Tekrar: 4802, 4803, 7424, 7433

 

Mahir: Güneş ve Ay; dünyanın etrafında dönerler. Bu kesindir. Dünyanın güneşin etrafında döndüğünü iddia etmek akla aykırıdır. Zira milyon kez dünyadan büyük olan güneş, eğer kütle çekimi ile Dünyayı yörüngesinde tutuyorsa hiç kış olmaz, yazın da dünya güneş’e çarpardı. Diğer gezegenlerin dünyayı tutması diye bir iddia ise akla ziyandır.

 

Güneş, Ay ve dahi tüm kainat Arş’ın altındadır.
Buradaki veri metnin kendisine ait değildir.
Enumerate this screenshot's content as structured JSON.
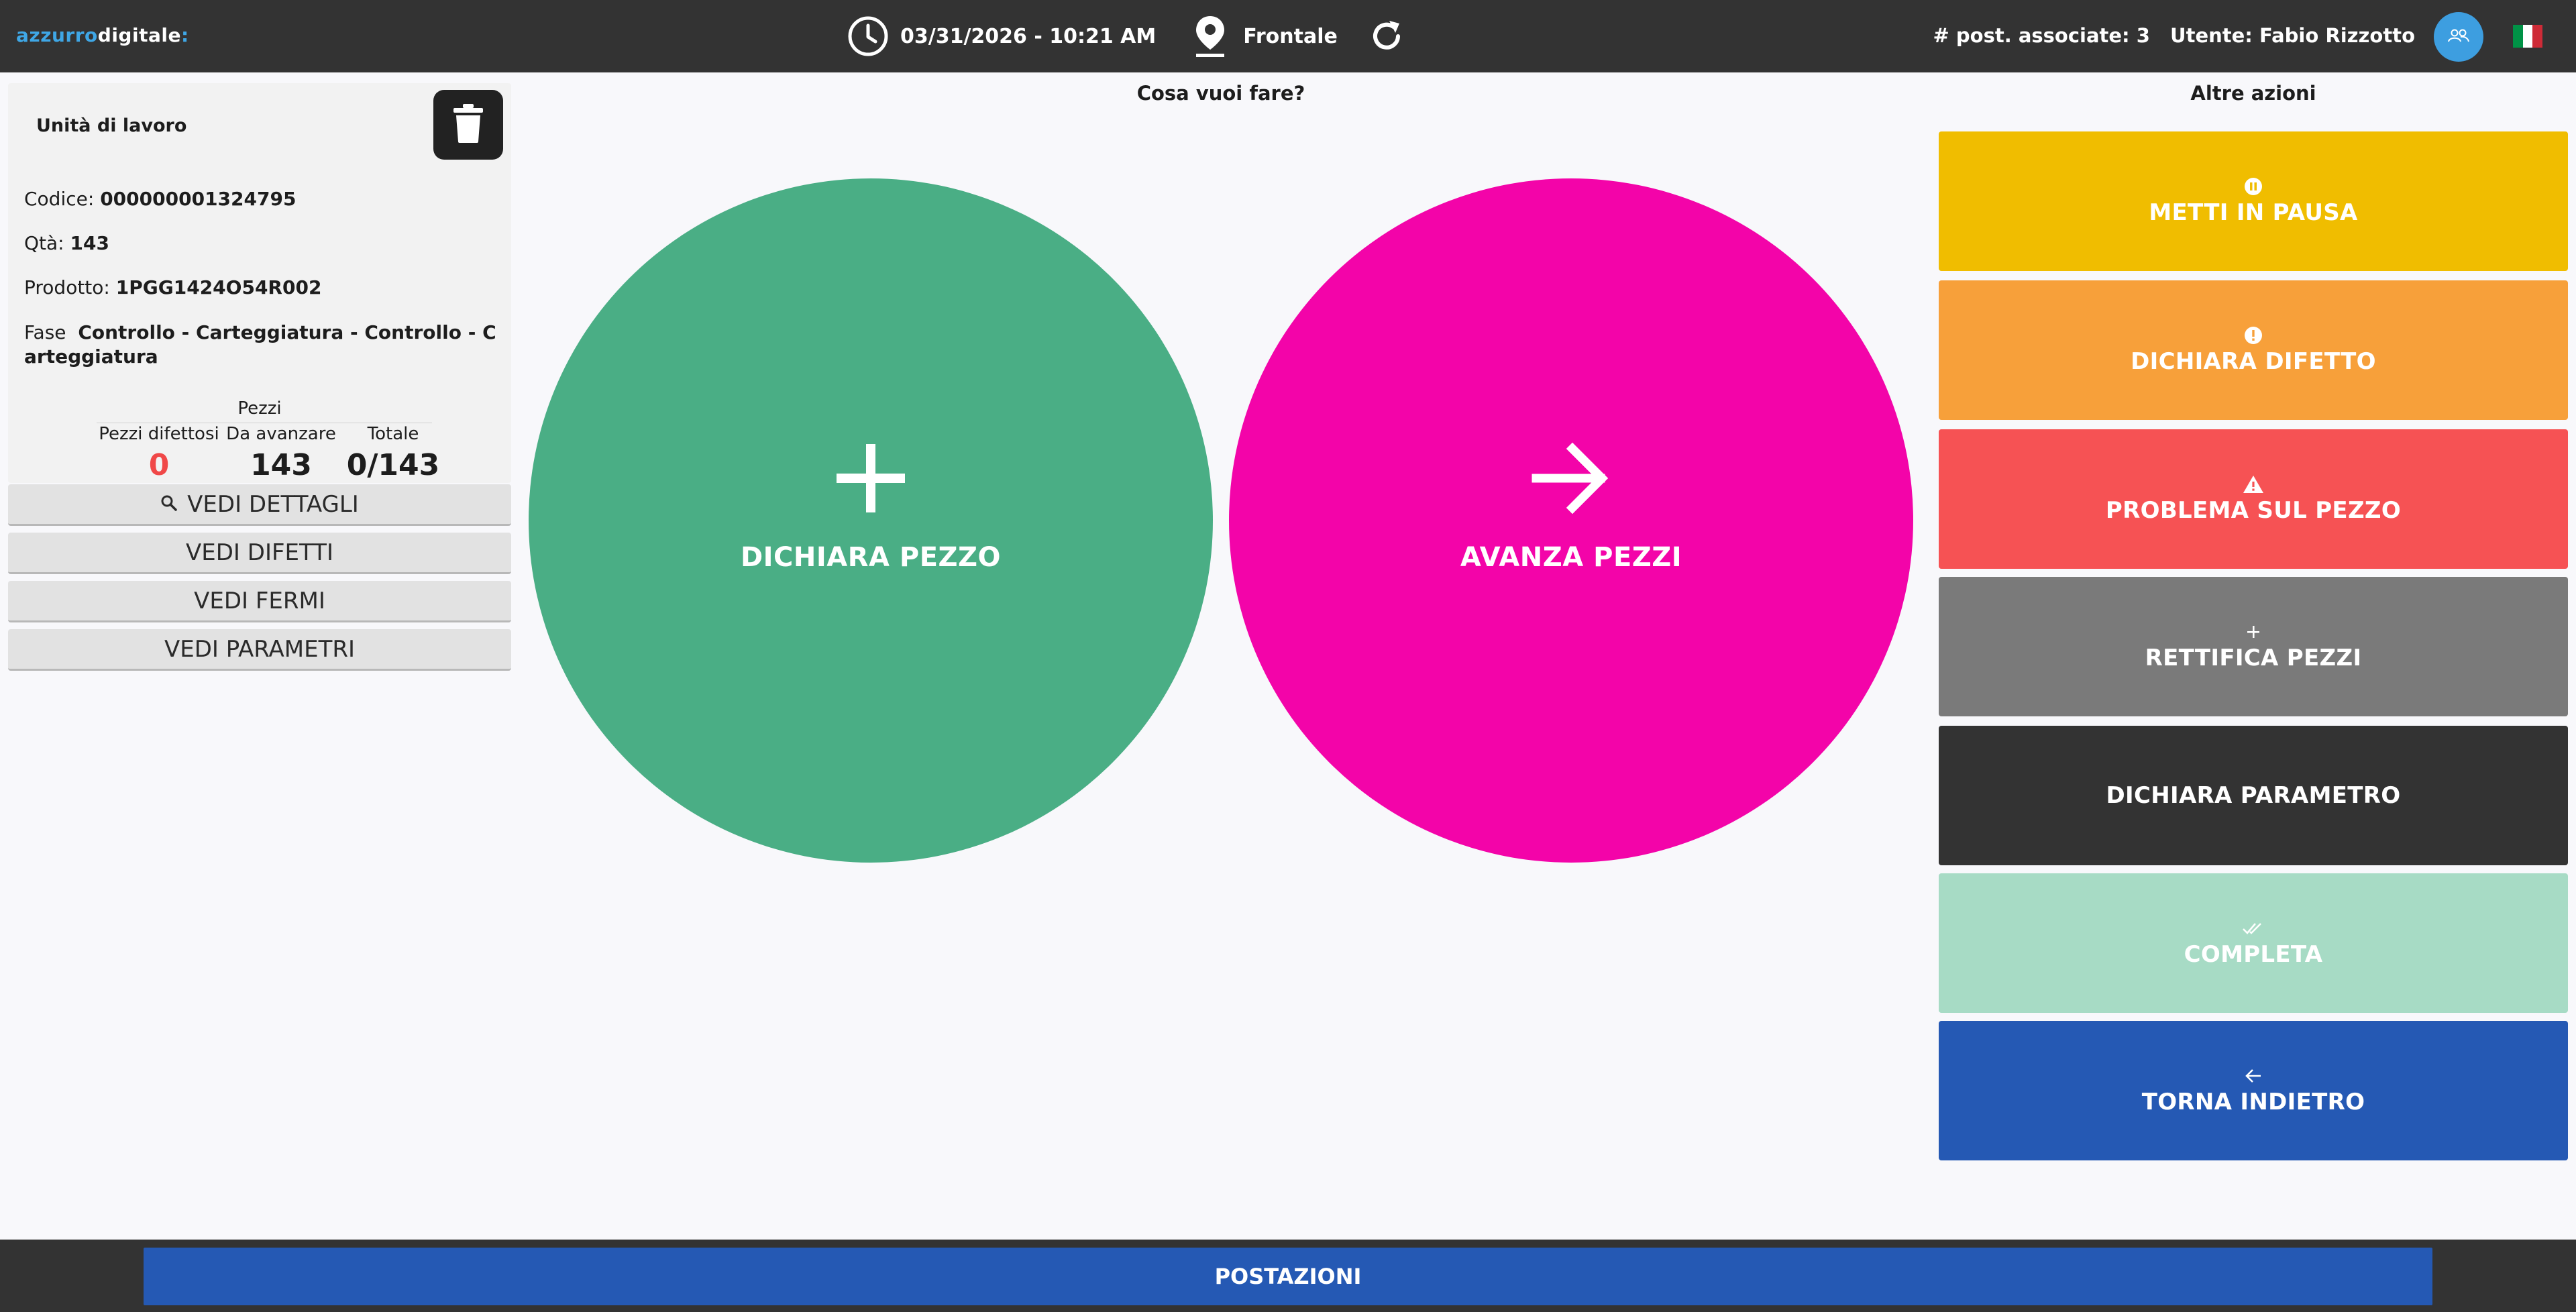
{
  "header": {
    "logo_part1": "azzurro",
    "logo_part2": "digitale",
    "logo_part3": ":",
    "datetime": "03/31/2026 - 10:21 AM",
    "location": "Frontale",
    "associated_positions": "# post. associate: 3",
    "user": "Utente: Fabio Rizzotto",
    "icons": [
      "clock-icon",
      "map-pin-icon",
      "refresh-icon",
      "user-group-icon",
      "italian-flag-icon"
    ],
    "flag_colors": [
      "#009246",
      "#ffffff",
      "#ce2b37"
    ]
  },
  "work_unit": {
    "title": "Unità di lavoro",
    "codice_label": "Codice:",
    "codice_value": "000000001324795",
    "qta_label": "Qtà:",
    "qta_value": "143",
    "prodotto_label": "Prodotto:",
    "prodotto_value": "1PGG1424O54R002",
    "fase_label": "Fase",
    "fase_value": "Controllo - Carteggiatura - Controllo - Carteggiatura",
    "pezzi": {
      "heading": "Pezzi",
      "columns": [
        {
          "label": "Pezzi difettosi",
          "value": "0"
        },
        {
          "label": "Da avanzare",
          "value": "143"
        },
        {
          "label": "Totale",
          "value": "0/143"
        }
      ]
    },
    "buttons": [
      "VEDI DETTAGLI",
      "VEDI DIFETTI",
      "VEDI FERMI",
      "VEDI PARAMETRI"
    ]
  },
  "main": {
    "question": "Cosa vuoi fare?",
    "declare_piece": "DICHIARA PEZZO",
    "advance_pieces": "AVANZA PEZZI"
  },
  "actions": {
    "title": "Altre azioni",
    "items": [
      {
        "label": "METTI IN PAUSA",
        "color": "#f0bd00",
        "icon": "pause-icon"
      },
      {
        "label": "DICHIARA DIFETTO",
        "color": "#f7a03a",
        "icon": "alert-circle-icon"
      },
      {
        "label": "PROBLEMA SUL PEZZO",
        "color": "#f65254",
        "icon": "warning-icon"
      },
      {
        "label": "RETTIFICA PEZZI",
        "color": "#7a7a7a",
        "icon": "plus-icon"
      },
      {
        "label": "DICHIARA PARAMETRO",
        "color": "#333333",
        "icon": ""
      },
      {
        "label": "COMPLETA",
        "color": "#a7dbc5",
        "icon": "double-check-icon"
      },
      {
        "label": "TORNA INDIETRO",
        "color": "#2559b4",
        "icon": "arrow-left-icon"
      }
    ]
  },
  "footer": {
    "postazioni": "POSTAZIONI"
  }
}
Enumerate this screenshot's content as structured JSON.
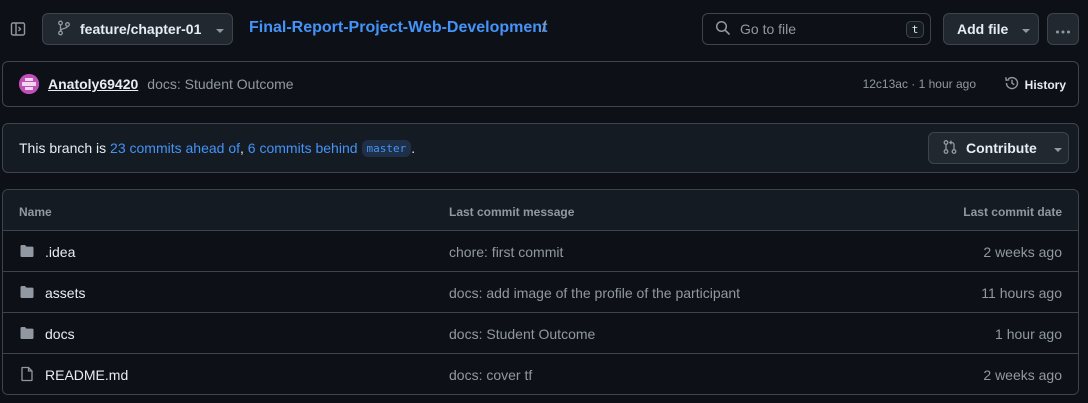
{
  "header": {
    "branch": "feature/chapter-01",
    "repo": "Final-Report-Project-Web-Development",
    "separator": "/",
    "search_placeholder": "Go to file",
    "search_shortcut": "t",
    "add_file_label": "Add file"
  },
  "commit": {
    "author": "Anatoly69420",
    "message": "docs: Student Outcome",
    "meta": "12c13ac · 1 hour ago",
    "history_label": "History"
  },
  "branch_status": {
    "prefix": "This branch is ",
    "ahead": "23 commits ahead of",
    "comma": ", ",
    "behind": "6 commits behind",
    "base": "master",
    "suffix": ".",
    "contribute_label": "Contribute"
  },
  "files": {
    "columns": [
      "Name",
      "Last commit message",
      "Last commit date"
    ],
    "rows": [
      {
        "name": ".idea",
        "type": "folder",
        "message": "chore: first commit",
        "date": "2 weeks ago"
      },
      {
        "name": "assets",
        "type": "folder",
        "message": "docs: add image of the profile of the participant",
        "date": "11 hours ago"
      },
      {
        "name": "docs",
        "type": "folder",
        "message": "docs: Student Outcome",
        "date": "1 hour ago"
      },
      {
        "name": "README.md",
        "type": "file",
        "message": "docs: cover tf",
        "date": "2 weeks ago"
      }
    ]
  },
  "colors": {
    "background": "#0d1117",
    "accent": "#4493f8",
    "muted": "#9198a1",
    "border": "#3d444d"
  },
  "icons": {
    "sidebar": "sidebar-toggle-icon",
    "branch": "git-branch-icon",
    "search": "search-icon",
    "history": "history-clock-icon",
    "contribute": "pull-request-icon",
    "folder": "folder-icon",
    "file": "file-icon"
  }
}
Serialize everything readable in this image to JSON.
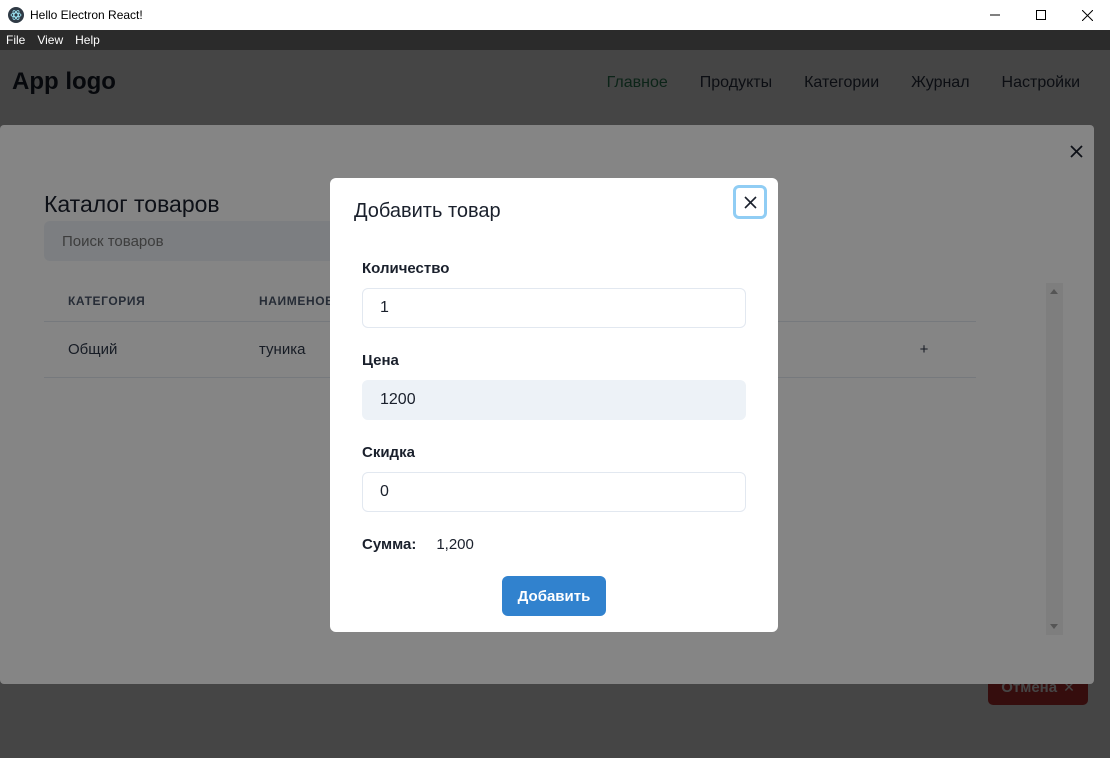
{
  "window": {
    "title": "Hello Electron React!",
    "menu": [
      "File",
      "View",
      "Help"
    ]
  },
  "header": {
    "logo": "App logo",
    "nav": [
      {
        "label": "Главное",
        "active": true
      },
      {
        "label": "Продукты",
        "active": false
      },
      {
        "label": "Категории",
        "active": false
      },
      {
        "label": "Журнал",
        "active": false
      },
      {
        "label": "Настройки",
        "active": false
      }
    ]
  },
  "background": {
    "cancel_label": "Отмена"
  },
  "catalog": {
    "title": "Каталог товаров",
    "search_placeholder": "Поиск товаров",
    "columns": [
      "Категория",
      "Наименование"
    ],
    "rows": [
      {
        "category": "Общий",
        "name": "туника",
        "action": "+"
      }
    ]
  },
  "dialog": {
    "title": "Добавить товар",
    "fields": [
      {
        "label": "Количество",
        "value": "1",
        "readonly": false
      },
      {
        "label": "Цена",
        "value": "1200",
        "readonly": true
      },
      {
        "label": "Скидка",
        "value": "0",
        "readonly": false
      }
    ],
    "sum_label": "Сумма:",
    "sum_value": "1,200",
    "submit_label": "Добавить"
  },
  "colors": {
    "nav_active": "#2f855a",
    "primary_button": "#3182ce",
    "cancel_button": "#c53030",
    "focus_ring": "#90cdf4"
  }
}
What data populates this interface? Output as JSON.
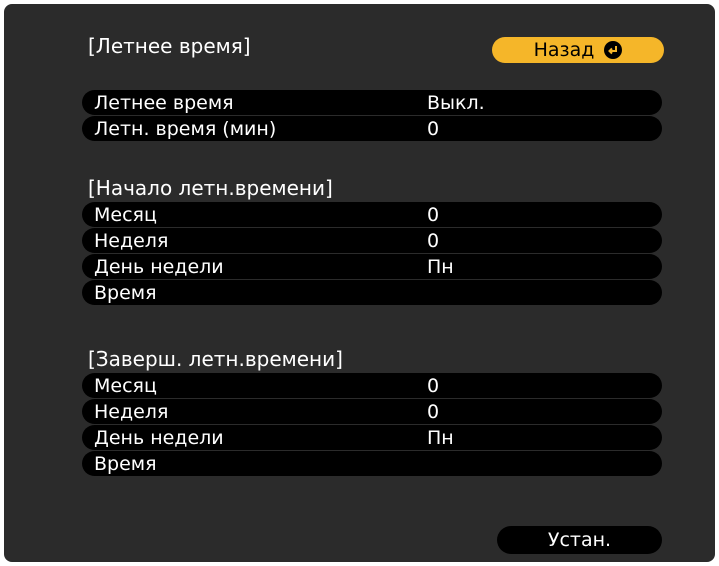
{
  "title": "[Летнее время]",
  "back_label": "Назад",
  "main_rows": [
    {
      "label": "Летнее время",
      "value": "Выкл."
    },
    {
      "label": "Летн. время (мин)",
      "value": "0"
    }
  ],
  "start_section": {
    "title": "[Начало летн.времени]",
    "rows": [
      {
        "label": "Месяц",
        "value": "0"
      },
      {
        "label": "Неделя",
        "value": "0"
      },
      {
        "label": "День недели",
        "value": "Пн"
      },
      {
        "label": "Время",
        "value": ""
      }
    ]
  },
  "end_section": {
    "title": "[Заверш. летн.времени]",
    "rows": [
      {
        "label": "Месяц",
        "value": "0"
      },
      {
        "label": "Неделя",
        "value": "0"
      },
      {
        "label": "День недели",
        "value": "Пн"
      },
      {
        "label": "Время",
        "value": ""
      }
    ]
  },
  "set_label": "Устан.",
  "colors": {
    "panel": "#2b2b2b",
    "row": "#000000",
    "accent": "#f5b629"
  }
}
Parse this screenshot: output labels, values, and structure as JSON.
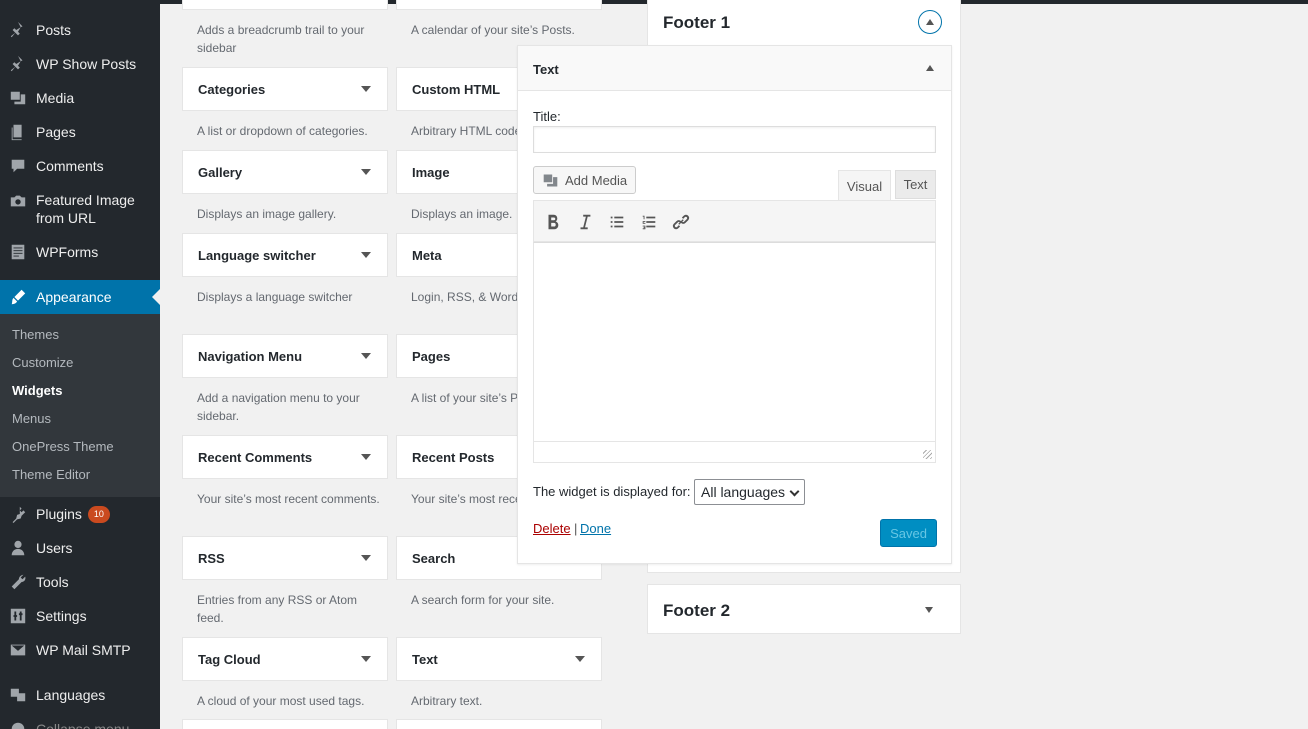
{
  "sidebar": {
    "items": [
      {
        "label": "Posts",
        "icon": "pushpin-icon"
      },
      {
        "label": "WP Show Posts",
        "icon": "pushpin-icon"
      },
      {
        "label": "Media",
        "icon": "media-icon"
      },
      {
        "label": "Pages",
        "icon": "pages-icon"
      },
      {
        "label": "Comments",
        "icon": "comment-icon"
      },
      {
        "label": "Featured Image from URL",
        "label_line1": "Featured Image",
        "label_line2": "from URL",
        "icon": "camera-icon"
      },
      {
        "label": "WPForms",
        "icon": "forms-icon"
      },
      {
        "label": "Appearance",
        "icon": "paintbrush-icon"
      },
      {
        "label": "Plugins",
        "icon": "plug-icon",
        "badge": "10"
      },
      {
        "label": "Users",
        "icon": "user-icon"
      },
      {
        "label": "Tools",
        "icon": "wrench-icon"
      },
      {
        "label": "Settings",
        "icon": "settings-icon"
      },
      {
        "label": "WP Mail SMTP",
        "icon": "mail-icon"
      },
      {
        "label": "Languages",
        "icon": "translate-icon"
      },
      {
        "label": "Collapse menu",
        "icon": "collapse-icon"
      }
    ],
    "submenu": [
      "Themes",
      "Customize",
      "Widgets",
      "Menus",
      "OnePress Theme",
      "Theme Editor"
    ],
    "current_submenu": "Widgets"
  },
  "widgets": {
    "left": [
      {
        "name": "",
        "desc": "Adds a breadcrumb trail to your sidebar"
      },
      {
        "name": "Categories",
        "desc": "A list or dropdown of categories."
      },
      {
        "name": "Gallery",
        "desc": "Displays an image gallery."
      },
      {
        "name": "Language switcher",
        "desc": "Displays a language switcher"
      },
      {
        "name": "Navigation Menu",
        "desc": "Add a navigation menu to your sidebar."
      },
      {
        "name": "Recent Comments",
        "desc": "Your site’s most recent comments."
      },
      {
        "name": "RSS",
        "desc": "Entries from any RSS or Atom feed."
      },
      {
        "name": "Tag Cloud",
        "desc": "A cloud of your most used tags."
      }
    ],
    "right": [
      {
        "name": "",
        "desc": "A calendar of your site’s Posts."
      },
      {
        "name": "Custom HTML",
        "desc": "Arbitrary HTML code."
      },
      {
        "name": "Image",
        "desc": "Displays an image."
      },
      {
        "name": "Meta",
        "desc": "Login, RSS, & WordPress.org links."
      },
      {
        "name": "Pages",
        "desc": "A list of your site’s Pages."
      },
      {
        "name": "Recent Posts",
        "desc": "Your site’s most recent Posts."
      },
      {
        "name": "Search",
        "desc": "A search form for your site."
      },
      {
        "name": "Text",
        "desc": "Arbitrary text."
      }
    ]
  },
  "footer1": {
    "title": "Footer 1"
  },
  "footer2": {
    "title": "Footer 2"
  },
  "text_widget": {
    "header": "Text",
    "title_label": "Title:",
    "title_value": "",
    "add_media": "Add Media",
    "tab_visual": "Visual",
    "tab_text": "Text",
    "toolbar": [
      "bold",
      "italic",
      "bulleted-list",
      "numbered-list",
      "link"
    ],
    "displayed_for_label": "The widget is displayed for:",
    "language_select": "All languages",
    "delete": "Delete",
    "separator": "|",
    "done": "Done",
    "saved": "Saved"
  },
  "colors": {
    "admin_bar": "#23282d",
    "accent": "#0073aa",
    "button": "#008ec2",
    "delete": "#a00",
    "badge": "#ca4a1f"
  }
}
Güneş’in bilmediğimiz ve görmediğimiz bir şekilde secdesi Allah-u A’lem günde bir yani bir tam tur da birdir.

 

Kur’an anlattığı mes’eleleri hem o günün insanları, hem de bu günün insanları için açıklar. O günün insanlarının bizim bu gün gördüğümüz şeyleri tam olarak anlamamış olmaları garip değildir.